Let’s take a look inside French designer Mathieu Lehanneur’s new Paris HQ. As the creator of the Paris 2024 Olympic torch, Mathieu is an icon of style in this generation.

Throughout his career, Mathieu Lehanneur has exemplified what is means to be multidisciplinary. He has crafted interactive street furniture for the city of Paris, envisioned futuristic electric vehicles for Renault, crafted marble tables for Carpenters Workshop Gallery, and spearheaded design endeavours at Huawei. He is the type of designer who effortlessly adapts his creative sensibility to various projects, effortlessly generating innovative concepts across vastly different industries.

His most recent noteworthy assignment stemmed from the realm of sports, as the International Olympic Committee selected his torch design for the Paris 2024 Games.

With the unveiling of his latest endeavour, a gleaming new HQ in Paris’ Ivry-sur-Seine neighbourhood, Lehanneur plans to narrow his focus and build up his practice as an independent brand in its own right. He and his team moved into the former electricity station – an 800 sq m, two-storey, gabled roof brick building that more closely resembles a schoolhouse than an industrial plant – nearly a year ago after a months-long hunt for a more spacious headquarters.

Accessible only via a small alleyway, the building sits sandwiched between high-rises and a football pitch that offers a dynamic backdrop (and boisterous soundtrack). ‘We’re like a small island,’ says Lehanneur, sitting at his oblong, black-stained desk, which serves as a plinth for piles of sketches, samples and various ephemera.

When searching for a new space, the iconic designer wanted somewhere that would foster the firm’s new way of working. After a fruitful career spent collaborating with blue chip companies and high-end galleries, Lehanneur had decided it was time to break course. Although he loved the challenges associated with client work, the clash of priorities between stakeholders often left him dissatisfied.

The solution? To bring it all in-house. His studio would take on fewer new commissions, instead developing and producing everything themselves. ‘When you work with a brand or gallery, you have no contact with the final client, who will eventually live with the object,’ he says. ‘And I need that connection because I learn so much from it.’

Just outside Lehanneur’s new office door sits a dedicated gallery space, which hosts several of his recent furniture projects, while down a short set of stairs is a material library and workspace. There, he can work with clients to customise commissions, or simply just bounce around new ideas with the team.

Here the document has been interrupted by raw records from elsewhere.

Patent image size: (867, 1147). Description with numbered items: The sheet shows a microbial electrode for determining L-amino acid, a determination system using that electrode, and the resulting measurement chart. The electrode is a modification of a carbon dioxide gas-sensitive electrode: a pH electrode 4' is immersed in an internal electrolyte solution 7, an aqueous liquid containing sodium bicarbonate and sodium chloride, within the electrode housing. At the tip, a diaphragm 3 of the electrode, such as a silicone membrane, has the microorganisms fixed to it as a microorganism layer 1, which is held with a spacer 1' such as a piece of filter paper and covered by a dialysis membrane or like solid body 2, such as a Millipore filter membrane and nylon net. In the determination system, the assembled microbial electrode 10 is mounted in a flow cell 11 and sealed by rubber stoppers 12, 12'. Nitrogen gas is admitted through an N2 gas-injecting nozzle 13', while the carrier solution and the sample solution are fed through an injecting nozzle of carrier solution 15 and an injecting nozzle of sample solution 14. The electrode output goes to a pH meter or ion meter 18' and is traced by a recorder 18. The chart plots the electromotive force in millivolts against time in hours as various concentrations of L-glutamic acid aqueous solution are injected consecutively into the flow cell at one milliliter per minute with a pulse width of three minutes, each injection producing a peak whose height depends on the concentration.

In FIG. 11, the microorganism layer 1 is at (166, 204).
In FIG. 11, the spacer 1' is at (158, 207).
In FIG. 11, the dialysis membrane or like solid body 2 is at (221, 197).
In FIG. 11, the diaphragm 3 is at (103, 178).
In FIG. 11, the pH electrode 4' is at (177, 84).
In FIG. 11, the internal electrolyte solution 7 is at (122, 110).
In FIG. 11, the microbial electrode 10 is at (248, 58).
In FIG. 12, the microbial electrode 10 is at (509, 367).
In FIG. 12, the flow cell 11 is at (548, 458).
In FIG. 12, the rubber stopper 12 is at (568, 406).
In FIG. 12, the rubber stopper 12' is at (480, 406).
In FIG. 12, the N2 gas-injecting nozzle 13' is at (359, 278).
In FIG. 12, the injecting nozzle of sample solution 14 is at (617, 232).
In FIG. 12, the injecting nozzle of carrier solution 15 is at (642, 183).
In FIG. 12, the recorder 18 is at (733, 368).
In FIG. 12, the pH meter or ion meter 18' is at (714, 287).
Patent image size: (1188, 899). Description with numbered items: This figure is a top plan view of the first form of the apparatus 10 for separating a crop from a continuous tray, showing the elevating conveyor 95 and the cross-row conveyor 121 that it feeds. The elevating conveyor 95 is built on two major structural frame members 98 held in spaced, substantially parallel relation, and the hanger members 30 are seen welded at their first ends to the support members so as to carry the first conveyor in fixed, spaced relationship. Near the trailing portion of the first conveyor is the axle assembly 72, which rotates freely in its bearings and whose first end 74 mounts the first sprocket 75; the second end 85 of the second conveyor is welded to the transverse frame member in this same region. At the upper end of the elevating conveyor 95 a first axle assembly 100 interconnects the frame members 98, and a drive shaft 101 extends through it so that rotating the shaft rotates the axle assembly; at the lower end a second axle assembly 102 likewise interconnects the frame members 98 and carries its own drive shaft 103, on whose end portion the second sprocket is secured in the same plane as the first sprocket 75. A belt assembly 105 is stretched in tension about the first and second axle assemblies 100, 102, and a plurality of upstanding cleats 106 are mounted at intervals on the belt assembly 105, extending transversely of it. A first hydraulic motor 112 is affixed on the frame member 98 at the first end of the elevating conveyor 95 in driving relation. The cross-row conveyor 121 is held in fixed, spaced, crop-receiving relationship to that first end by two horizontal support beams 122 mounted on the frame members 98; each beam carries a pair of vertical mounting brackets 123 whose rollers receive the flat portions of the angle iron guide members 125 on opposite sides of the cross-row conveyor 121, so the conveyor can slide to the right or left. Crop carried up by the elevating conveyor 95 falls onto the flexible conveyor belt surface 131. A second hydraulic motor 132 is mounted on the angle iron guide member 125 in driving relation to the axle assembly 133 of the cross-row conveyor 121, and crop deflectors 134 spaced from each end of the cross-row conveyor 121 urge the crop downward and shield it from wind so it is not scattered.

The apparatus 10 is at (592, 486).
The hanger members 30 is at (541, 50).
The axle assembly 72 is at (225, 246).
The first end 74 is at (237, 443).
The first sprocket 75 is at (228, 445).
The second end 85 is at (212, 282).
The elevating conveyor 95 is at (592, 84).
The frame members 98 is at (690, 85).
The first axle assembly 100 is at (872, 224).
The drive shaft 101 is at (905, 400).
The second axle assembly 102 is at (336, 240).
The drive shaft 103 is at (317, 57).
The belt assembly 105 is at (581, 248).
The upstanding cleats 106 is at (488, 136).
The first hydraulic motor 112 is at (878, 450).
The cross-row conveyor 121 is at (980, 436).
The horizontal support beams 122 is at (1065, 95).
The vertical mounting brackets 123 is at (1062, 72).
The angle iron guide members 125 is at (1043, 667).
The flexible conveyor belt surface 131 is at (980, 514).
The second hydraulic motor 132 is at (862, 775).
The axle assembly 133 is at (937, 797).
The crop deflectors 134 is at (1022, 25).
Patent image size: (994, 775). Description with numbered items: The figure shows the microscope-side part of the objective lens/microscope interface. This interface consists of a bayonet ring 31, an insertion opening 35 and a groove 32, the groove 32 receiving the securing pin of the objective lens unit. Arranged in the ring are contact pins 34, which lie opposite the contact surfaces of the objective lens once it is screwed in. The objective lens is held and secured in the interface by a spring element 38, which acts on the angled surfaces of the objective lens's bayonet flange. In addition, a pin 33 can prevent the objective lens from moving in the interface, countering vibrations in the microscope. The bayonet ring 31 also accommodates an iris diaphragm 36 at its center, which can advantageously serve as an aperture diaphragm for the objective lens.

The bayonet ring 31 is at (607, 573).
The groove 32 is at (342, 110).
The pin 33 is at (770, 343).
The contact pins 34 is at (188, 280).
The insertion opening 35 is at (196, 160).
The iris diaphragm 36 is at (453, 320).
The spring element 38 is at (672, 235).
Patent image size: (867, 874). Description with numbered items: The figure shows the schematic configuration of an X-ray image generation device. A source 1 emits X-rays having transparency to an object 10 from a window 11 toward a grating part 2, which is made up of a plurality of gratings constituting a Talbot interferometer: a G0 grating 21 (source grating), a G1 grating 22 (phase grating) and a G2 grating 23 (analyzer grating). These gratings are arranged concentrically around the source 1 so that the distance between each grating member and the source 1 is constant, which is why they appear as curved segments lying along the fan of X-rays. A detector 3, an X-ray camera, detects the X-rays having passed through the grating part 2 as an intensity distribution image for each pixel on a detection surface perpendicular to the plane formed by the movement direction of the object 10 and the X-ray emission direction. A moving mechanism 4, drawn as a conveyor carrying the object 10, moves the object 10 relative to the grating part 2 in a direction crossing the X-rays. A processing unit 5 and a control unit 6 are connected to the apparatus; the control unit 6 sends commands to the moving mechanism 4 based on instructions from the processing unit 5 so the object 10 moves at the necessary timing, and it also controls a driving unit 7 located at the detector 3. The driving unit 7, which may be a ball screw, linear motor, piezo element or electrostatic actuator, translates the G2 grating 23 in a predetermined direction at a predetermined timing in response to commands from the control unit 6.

At the moment, they are playing with a new lighting system, which pairs a frosted blown-glass bulb with a rod wrapped in sea green decorative passementerie cord. Not for a particular project, Lehanneur says, just to experiment. ‘Being autonomous gives you the freedom to go where you want with your business,’ he muses. ‘You have to be ready for failures, but you also have to be ready for potential success.’